Obama replied that 97 percent of businesses who pay individual rates wouldn't see their taxes go up. But Romney disputed the relevance of that figure. "But those businesses that are in the last 3 percent of businesses happen to employ half -- half of all the people who work in small business," he argued. "Those are the businesses that employ one-quarter of all the workers in America."

So who's right? First, the 97 percent figure is if anything an underestimate. According to the Tax Policy Center, in 2011 only 1.4 percent of individual filers reporting "business income" paid the top 33 percent or 35 percent tax rates. The other 98.6 percent either paid the Alternative Minimum Tax (which Obama would replace with the Buffett rule) or else paid taxes at lower rates, which Obama has said he won't alter.

That said, the 447,000 households paying top rates on business income tend to get more of their income from businesses than those in lower brackets do:

Does this mean 44.5 percent of high-income people own their own small businesses? Not at all. As Derek Thompson explained when this debate popped up two years ago, "business income" could include speaking fees, side income from selling wood carvings, part-time consulting, partnership in a law firm and any number of other activities that most wouldn't categorize as "owning a small business."
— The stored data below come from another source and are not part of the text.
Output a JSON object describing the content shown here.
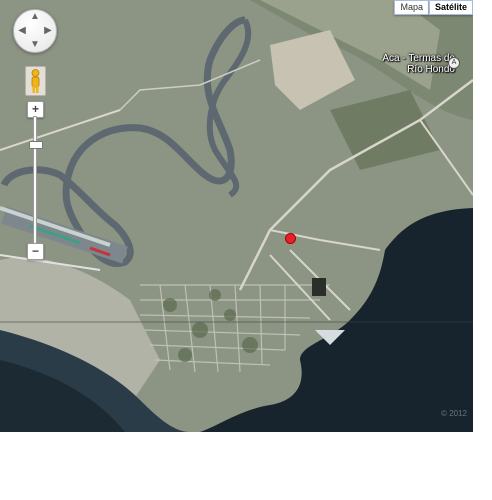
{
  "map": {
    "type_control": {
      "map_label": "Mapa",
      "satellite_label": "Satélite",
      "active": "Satélite"
    },
    "place": {
      "name": "Aca - Termas de Río Hondo",
      "icon": "A"
    },
    "controls": {
      "zoom_in": "+",
      "zoom_out": "−",
      "pan_icons": [
        "▲",
        "▼",
        "◀",
        "▶"
      ]
    },
    "copyright": "© 2012",
    "colors": {
      "lake": "#15222b",
      "land": "#8f9885",
      "track": "#6b757c",
      "marker": "#e8202a"
    }
  }
}
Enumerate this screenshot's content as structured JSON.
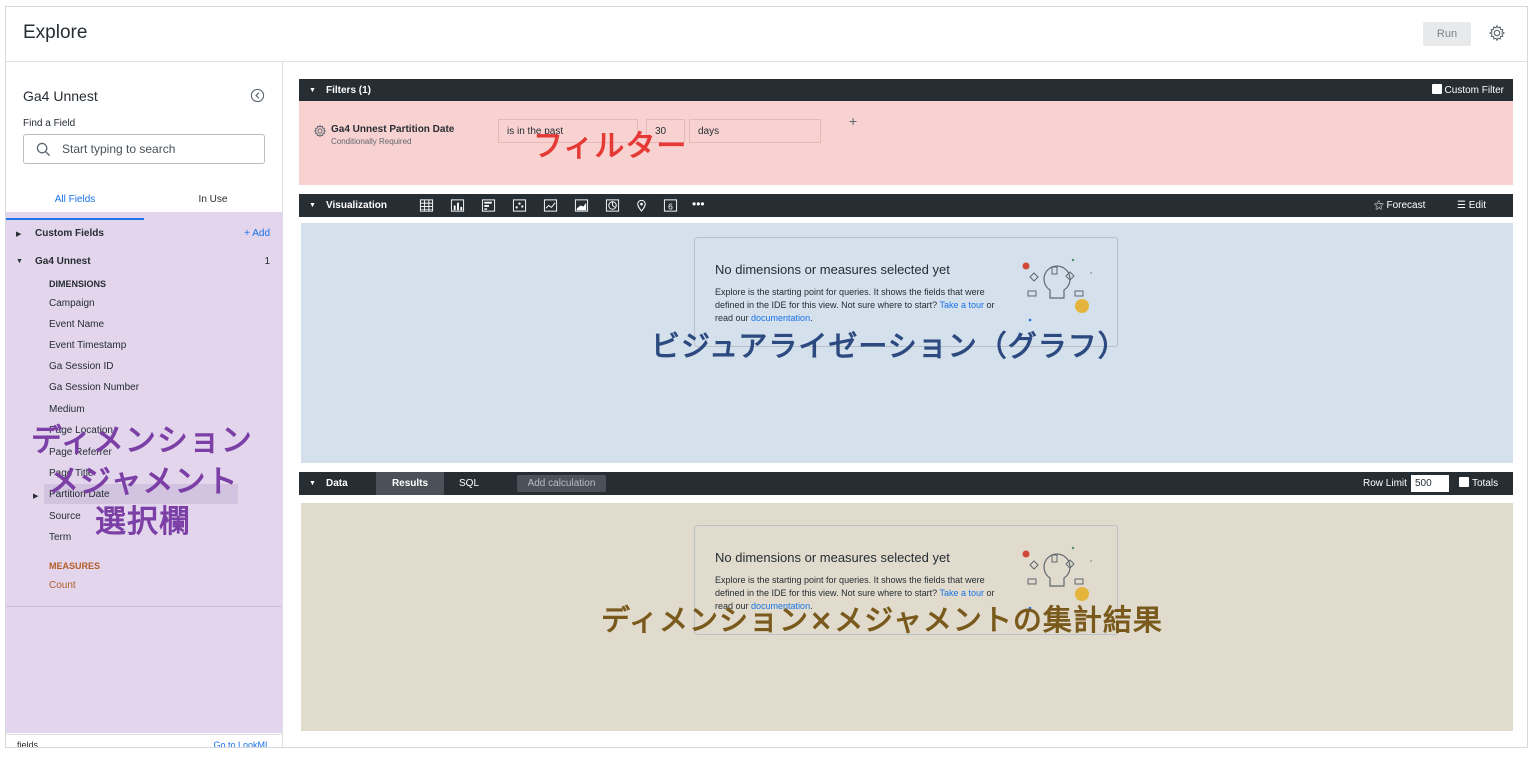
{
  "header": {
    "title": "Explore",
    "run_label": "Run"
  },
  "sidebar": {
    "explore_name": "Ga4 Unnest",
    "find_label": "Find a Field",
    "search_placeholder": "Start typing to search",
    "tabs": [
      "All Fields",
      "In Use"
    ],
    "custom_fields_label": "Custom Fields",
    "add_label": "+ Add",
    "view_label": "Ga4 Unnest",
    "view_count": "1",
    "dimensions_heading": "DIMENSIONS",
    "dimensions": [
      "Campaign",
      "Event Name",
      "Event Timestamp",
      "Ga Session ID",
      "Ga Session Number",
      "Medium",
      "Page Location",
      "Page Referrer",
      "Page Title",
      "Partition Date",
      "Source",
      "Term"
    ],
    "measures_heading": "MEASURES",
    "measures": [
      "Count"
    ],
    "footer_fields": "fields",
    "footer_link": "Go to LookML"
  },
  "annotations": {
    "sidebar_line1": "ディメンション",
    "sidebar_line2": "メジャメント",
    "sidebar_line3": "選択欄",
    "filter": "フィルター",
    "visualization": "ビジュアライゼーション（グラフ）",
    "data": "ディメンション×メジャメントの集計結果"
  },
  "filters": {
    "bar_title": "Filters (1)",
    "custom_filter_label": "Custom Filter",
    "field_name": "Ga4 Unnest Partition Date",
    "field_sub": "Conditionally Required",
    "operator": "is in the past",
    "value": "30",
    "unit": "days",
    "plus": "+"
  },
  "visualization": {
    "bar_title": "Visualization",
    "more": "•••",
    "forecast_label": "Forecast",
    "edit_label": "Edit",
    "icons": [
      "table-icon",
      "column-chart-icon",
      "bar-chart-icon",
      "scatter-icon",
      "line-chart-icon",
      "area-chart-icon",
      "pie-chart-icon",
      "map-pin-icon",
      "single-value-icon"
    ]
  },
  "empty_state": {
    "title": "No dimensions or measures selected yet",
    "desc": "Explore is the starting point for queries. It shows the fields that were defined in the IDE for this view. Not sure where to start?",
    "tour_link": "Take a tour",
    "or_read": " or read our ",
    "doc_link": "documentation",
    "period": "."
  },
  "data": {
    "bar_title": "Data",
    "tab_results": "Results",
    "tab_sql": "SQL",
    "add_calc": "Add calculation",
    "row_limit_label": "Row Limit",
    "row_limit_value": "500",
    "totals_label": "Totals"
  },
  "colors": {
    "filter_bg": "#f8d2d0",
    "viz_bg": "#d4e0ec",
    "data_bg": "#e0dbcc",
    "sidebar_bg": "#e2d5ec",
    "bar_dark": "#262d33",
    "link_blue": "#1a73e8"
  }
}
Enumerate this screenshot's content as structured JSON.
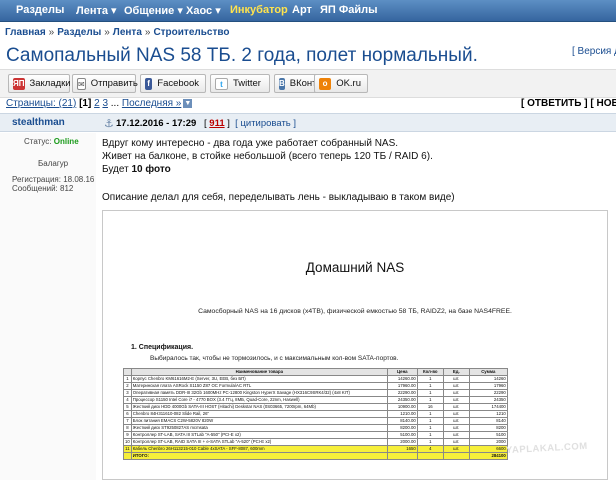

The Treasury Department had some researchers try to figure out what true small business owners make. It turns out that many of them make nowhere near enough to pay top rates. Only 11 percent of small business owners made more than $200,000, and only 8 percent of small business owners who got at least a quarter of their income that way made that much. Only 4 percent of true small business owners were at the 33 or 35 percent brackets, and would see their taxes go up under Obama.

The portion of small business owners paying those rates goes up if you only look at "employers" -- that is, people whose small businesses had labor costs of over $10,000. Of those people, 10 percent paid the 33 percent and 35 percent rates. But given that there were only five million small business owners with employees under this definition, that amounts to 500,000 people getting a tax increase: hardly a huge change.

What about Romney's claim that businesses with high-earning owners employ more people — 54 percent, by his estimate? This figure comes from Robert Carroll and Gerald Prante at the accounting firm Ernst and Young. But this figure includes all income to "flow-through corporations" — that is, corporations whose profits are passed along to owners and taxed at normal income tax rates. It thus includes flow-through corporations whose owners pay high rates (such as highly profitable software companies), as well as those that pay much lower rates (such as someone with a part-time freelance consulting businesses). Romney very seriously mischaracterized the population to which this number refers.

So will Obama's tax plan depress hiring among firms organized this way? That's less clear.  Suppose I'm a small business owner who makes $1 million a year and has $200,000 in payroll. If I fired someone making $100,000 in total compensation today, that would increase my income to $1.1 million, and my after-tax income by $65,000, after I take the top rate of 35 percent off.

Now suppose we're using Obama's rates. That same firing would only get me $60,400, because of the higher 39.6 percent top rate. So a higher marginal tax rate actually lowers the incentive to fire people and makes hiring look more appealing. Of course, businesses usually hire with the hope that profits go up, and they'll be less likely to do that with higher marginal rates. But the overall effect on incentives is far from clear.

So Romney is right that some small business owners will pay a higher tax rate under Obama's plan. But that amounts to only 500,000 people, with only about 652,000 employees. The vast majority of small business owners and employees won't be affected. What's more, those who are affected might have more reason to hire.

Note: the original version of this post misread part of a Treasury table to get an estimate of the number of employees affected by changes in individual rates. It appears there isn't a reliable estimate from a reputable, so that section has been excise. We apologize for the error.